Friday, September 14, 2012

KCYN-KCPX News


>>Utah's Largest Gas Refinery Gets Approval For Expansion

(Salt Lake City, UT) -- Utah's largest gas refinery is getting approval for a small expansion. The "Salt Lake Tribune" reports the Tesoro refinery will be allowed to expand to increase daily production by four-thousand barrels. The refinery already produces about 58-thousand barrels per day. The approval process did reveal that the additional capacity would create more of the type of pollution that plagues the valley each summer and winter.

>>BYU Study: Exercise Decreases Interest In Food

(Provo, UT) -- Researchers at BYU have come up with another good reason to exercise. They tell the "Deseret News" their study showed that people who exercise for 45 minutes on a treadmill had less interest in food afterward. After the exercise, participants were wired up for a brain scan and showed pictures of food. The difference in interest was the same among obese and thin people.

>>Layton Man Arrested For Threatening Repo Man

(Layton, UT) -- A Layton man is in jail, and he's not going to have his car much longer either. Police tell the "Salt Lake Tribune" a repo man with a tow truck went to claim a Honda along Meadow Way Drive early yesterday morning. The driver says a man came outside the home with a gun and fired it into the air. The driver dropped the car and left after the gun was pointed at him.

>>BYU Caffeine Facebook Page Shut Down

(Provo, UT) -- A BYU student is shutting down his Facebook page called "BYU for Caffeine." He tells KSTU-TV he originally created the page to gauge interest. After the LDS Church recently clarified its stance on hot drinks but not caffeine, it was suggested that BYU could start serving caffeinated sodas on campus. The student says he shut down the page because of the heated opinions from both sides, and he didn't like what he called the "general animosity" it created.

>>City: Santa Clara Floods Do $4-Million In Damages

(Santa Clara, UT) -- Nearly four-million-dollars in property damages are suffered in the recent flooding in Santa Clara. City officials presented the preliminary cost estimate yesterday. A surge of water and mud overtook dozens of homes there leaving extensive damages. Sixty-one homes in all suffered damage.
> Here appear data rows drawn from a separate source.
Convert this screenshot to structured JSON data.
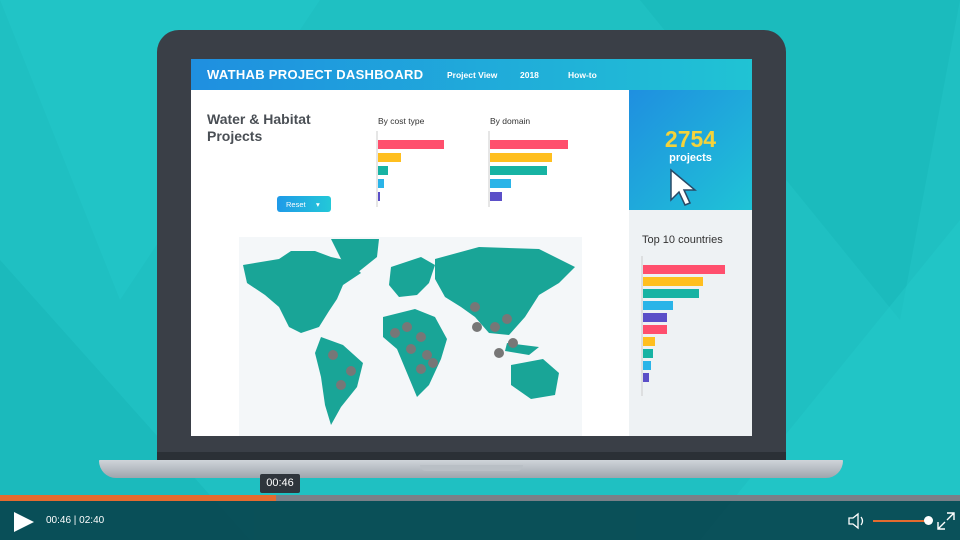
{
  "dashboard": {
    "title": "WATHAB PROJECT DASHBOARD",
    "nav": [
      "Project View",
      "2018",
      "How-to"
    ],
    "panel_title": "Water & Habitat Projects",
    "cost_label": "By cost type",
    "domain_label": "By domain",
    "reset_label": "Reset",
    "project_count": "2754",
    "project_count_label": "projects",
    "top10_title": "Top 10 countries"
  },
  "bar_colors": [
    "#ff4f6d",
    "#ffbf1f",
    "#17b3a3",
    "#2ab4e8",
    "#5b4fc8"
  ],
  "player": {
    "tooltip_time": "00:46",
    "time_display": "00:46 | 02:40",
    "progress_fraction": 0.2875,
    "volume_level": 0.9
  },
  "colors": {
    "background": "#1fc0c2",
    "progress": "#e46b2f",
    "accent_yellow": "#f5d33a"
  },
  "icons": [
    "play-icon",
    "volume-icon",
    "fullscreen-icon",
    "cursor-arrow-icon",
    "map-pin-icon",
    "dropdown-caret-icon"
  ]
}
Officials say the final estimates may even be higher.

>>Wildlife Officials Start Fish Kill In Daggett Co.

(Daggett County, UT) -- Utah wildlife officials are killing some state fish populations on purpose to make way for one special species. At Spirit Lake in the northeast-Utah county of Daggett state and federal officials say they're killing every non-native fish there with the hope the native "cutthroat" trout will make a strong return. Cutthroat trout inhabits less than 15-percent its original range in Lakes throughout Utah, Colorado and Wyoming. Officials say they used a small amount of rotenone in the fork of the Sheep Creek drainage to initiate the fish kill.
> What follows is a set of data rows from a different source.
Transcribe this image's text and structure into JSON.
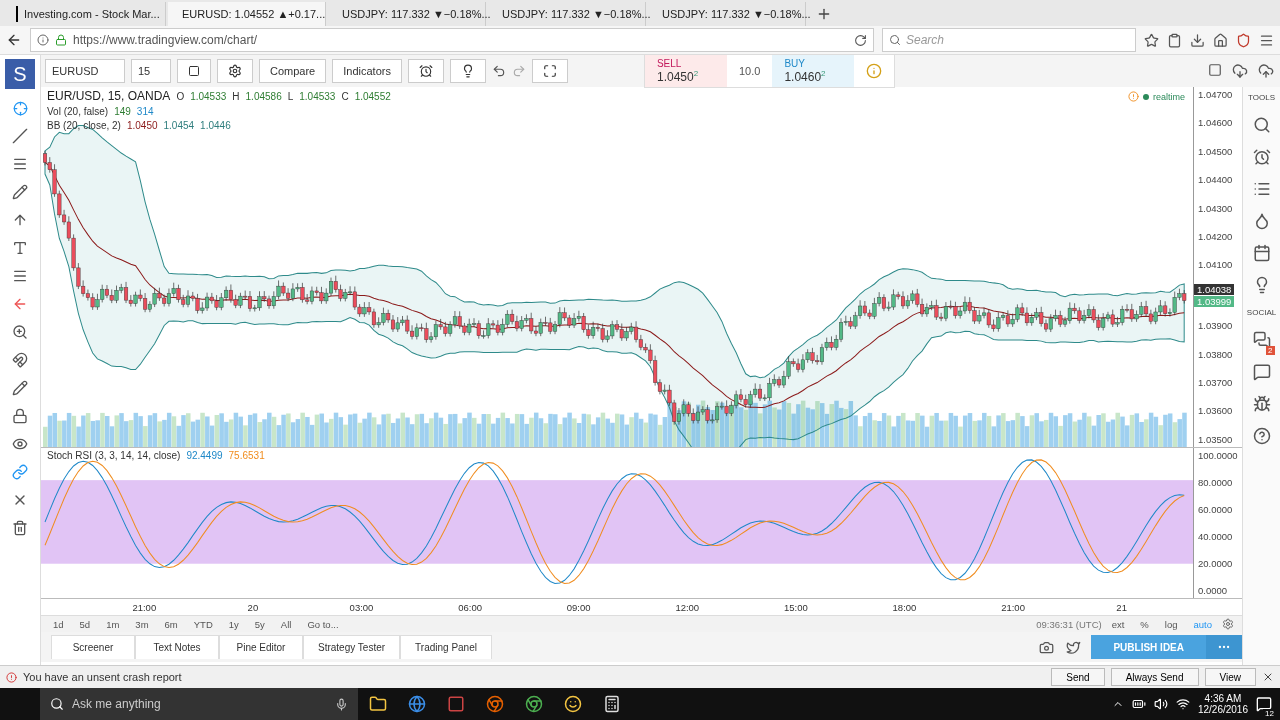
{
  "browser": {
    "tabs": [
      {
        "title": "Investing.com - Stock Mar...",
        "selected": false,
        "kind": "inv"
      },
      {
        "title": "EURUSD: 1.04552 ▲+0.17...",
        "selected": true,
        "kind": "tv"
      },
      {
        "title": "USDJPY: 117.332 ▼−0.18%...",
        "selected": false,
        "kind": "tv"
      },
      {
        "title": "USDJPY: 117.332 ▼−0.18%...",
        "selected": false,
        "kind": "tv"
      },
      {
        "title": "USDJPY: 117.332 ▼−0.18%...",
        "selected": false,
        "kind": "tv"
      }
    ],
    "url": "https://www.tradingview.com/chart/",
    "search_placeholder": "Search"
  },
  "logo": "S",
  "toolbar": {
    "symbol": "EURUSD",
    "interval": "15",
    "buttons": [
      "Compare",
      "Indicators"
    ]
  },
  "trade": {
    "sell_label": "SELL",
    "sell_price": "1.0450$^{2}$",
    "quantity": "10.0",
    "buy_label": "BUY",
    "buy_price": "1.0460$^{2}$"
  },
  "legend": {
    "title": "EUR/USD, 15, OANDA",
    "ohlc": [
      {
        "label": "O",
        "value": "1.04533"
      },
      {
        "label": "H",
        "value": "1.04586"
      },
      {
        "label": "L",
        "value": "1.04533"
      },
      {
        "label": "C",
        "value": "1.04552"
      }
    ],
    "indicators": [
      {
        "name": "Vol (20, false)",
        "values": [
          {
            "text": "149",
            "color": "#2e7d32"
          },
          {
            "text": "314",
            "color": "#1e88c8"
          }
        ]
      },
      {
        "name": "BB (20, close, 2)",
        "values": [
          {
            "text": "1.0450",
            "color": "#8b1a1a"
          },
          {
            "text": "1.0454",
            "color": "#2e7d7d"
          },
          {
            "text": "1.0446",
            "color": "#2e7d7d"
          }
        ]
      }
    ],
    "status": "realtime"
  },
  "price_axis": {
    "labels": [
      "1.04700",
      "1.04600",
      "1.04500",
      "1.04400",
      "1.04300",
      "1.04200",
      "1.04100",
      "1.03900",
      "1.03800",
      "1.03700",
      "1.03600",
      "1.03500"
    ],
    "cursor_price": "1.04038",
    "last_price": "1.03999"
  },
  "rsi": {
    "name": "Stoch RSI (3, 3, 14, 14, close)",
    "values": [
      {
        "text": "92.4499",
        "color": "#1e88c8"
      },
      {
        "text": "75.6531",
        "color": "#f08c1e"
      }
    ],
    "labels": [
      "100.0000",
      "80.0000",
      "60.0000",
      "40.0000",
      "20.0000",
      "0.0000"
    ]
  },
  "time_axis": [
    "21:00",
    "20",
    "03:00",
    "06:00",
    "09:00",
    "12:00",
    "15:00",
    "18:00",
    "21:00",
    "21"
  ],
  "ranges": [
    "1d",
    "5d",
    "1m",
    "3m",
    "6m",
    "YTD",
    "1y",
    "5y",
    "All",
    "Go to..."
  ],
  "clock": "09:36:31 (UTC)",
  "scale_options": [
    {
      "label": "ext",
      "selected": false
    },
    {
      "label": "%",
      "selected": false
    },
    {
      "label": "log",
      "selected": false
    },
    {
      "label": "auto",
      "selected": true
    }
  ],
  "bottom_tabs": [
    "Screener",
    "Text Notes",
    "Pine Editor",
    "Strategy Tester",
    "Trading Panel"
  ],
  "publish": "PUBLISH IDEA",
  "sidebar": {
    "tools_label": "TOOLS",
    "social_label": "SOCIAL",
    "chat_badge": "2"
  },
  "crash_bar": {
    "message": "You have an unsent crash report",
    "buttons": [
      "Send",
      "Always Send",
      "View"
    ]
  },
  "taskbar": {
    "search_placeholder": "Ask me anything",
    "time": "4:36 AM",
    "date": "12/26/2016",
    "notifications": "12"
  }
}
>>Egyptian Diplomat Talks MidEast Peace In Salt Lake

(Salt Lake City, UT) -- World-renowned Egyptian diplomat Mohamed ElBaradei is welcomed yesterday in Salt Lake City where discusses Middle East peace. ElBaradei is the former head of the International Atomic Energy Agency. Speaking before a group of students from the University of Utah he said getting the delicate Middle East in balance will come down to communication and not military might. ElBaradei, said, quote, "this is because security is not a matter of 'weapons, it's whether countries believe they can live together in peace."

>>Missile Contrail Spotted In Vegas

(Gallup, NM) -- Early risers in the Vegas Valley witnessed a missile test contrail from New Mexico. Officials with the White Sands Missile Range conducted the test on a PAC-3 missile from Fort Wingate early yesterday morning. A Juno missile was used as a target, and the result was a "light show" that could be seen from Southern Nevada, Phoenix and Salt Lake City. Officials say the test "performed as expected." It was the 14th time a large ballistic target missile was fired from Fort Wingate since 1998.